Saviour Pirotta said...

I remember watching a televised interview with Alfred Hitchcock where he claimed that good novels make for bad films and dodgy books for good ones.

Paul Lamb said...

This observation is exactly why I think writers shouldn't spend too much time/effort on the clothes a character is wearing or the details in a given room. The reader is going to dress the character how he/she sees the character, often despite how that character is described. Unless some article of clothing or the gun on the wall is critical to the storytelling, I think most descriptive work like this really ought to be little more than general to give a feel of the character's looks/habit/style or the setting. The reader is perfectly capable of providing the details, and any unnecessary words are merely taking up the space some other bit of craft could be using. In fact, there is a phenomenon known as the "Nancy Drew Moment" that was commonplace in those novels for a time in which the narrative is interrupted for some detailed but thoroughly extraneous description of the character's clothing. I think there is a philosophy of writing that believes that writers must give readers every detail so they can picture the scene. I think that's baloney.

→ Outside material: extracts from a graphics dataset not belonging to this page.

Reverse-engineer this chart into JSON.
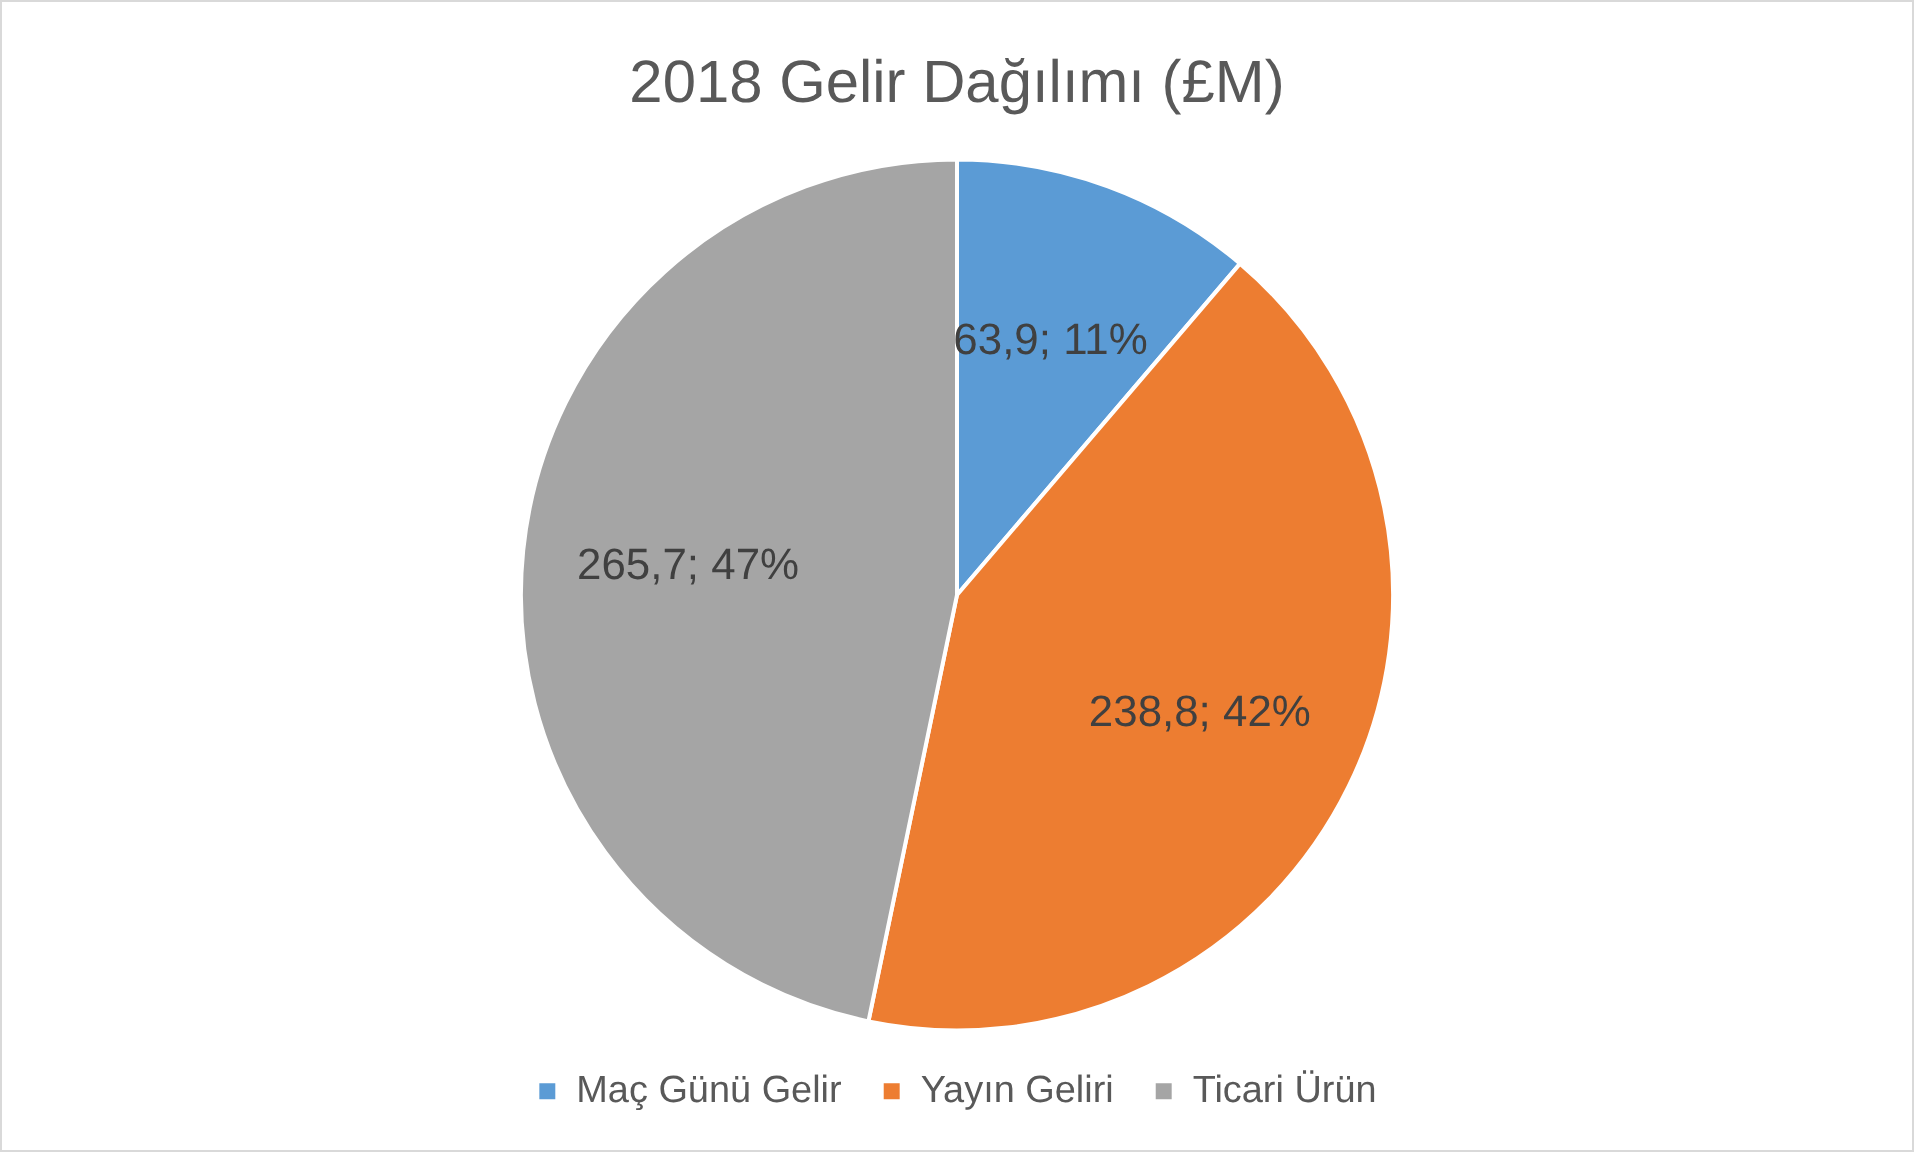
{
  "chart_data": {
    "type": "pie",
    "title": "2018 Gelir Dağılımı (£M)",
    "categories": [
      "Maç Günü Gelir",
      "Yayın Geliri",
      "Ticari Ürün"
    ],
    "values": [
      63.9,
      238.8,
      265.7
    ],
    "colors": [
      "#5b9bd5",
      "#ed7d31",
      "#a5a5a5"
    ],
    "value_labels": [
      "63,9; 11%",
      "238,8; 42%",
      "265,7; 47%"
    ],
    "legend": "bottom"
  }
}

As to scenes and clothing in movies, I'm sure you realize that they don't just happen. There are crews of people who work diligently to make the room look exactly as it does or to present the landscape for exactly the right angle at exactly the right time of day, et cetera. It's unfair in a way. Movies have crews; novelists are on their own.

Magenta Orange said...

Exactly! Well done to your eight year old daughter - she understands what many publishing houses do not. It is for that very reason that I fight tooth and nail to keep pictures of my characters OFF the covers of my books. I want my readers to create the characters in their own imaginations. I do not describe what my characters look like either. Good for your daughter and have a fab holiday. xx

Rachel Fox said...

Our daughter never runs out of books either. I chose a Hilary Mantel ('Place of greater safety') as holiday reading and I think it may last me till Xmas. It's great though.
x

Bill Kirton said...

I like the comment of either Flaubert or, more probably Stendhal who said he didn't know the colour of a character's eyes because he was looking through them not at them.

Unknown said...

I'm liking this post, Gillian. Dead interesting. More please.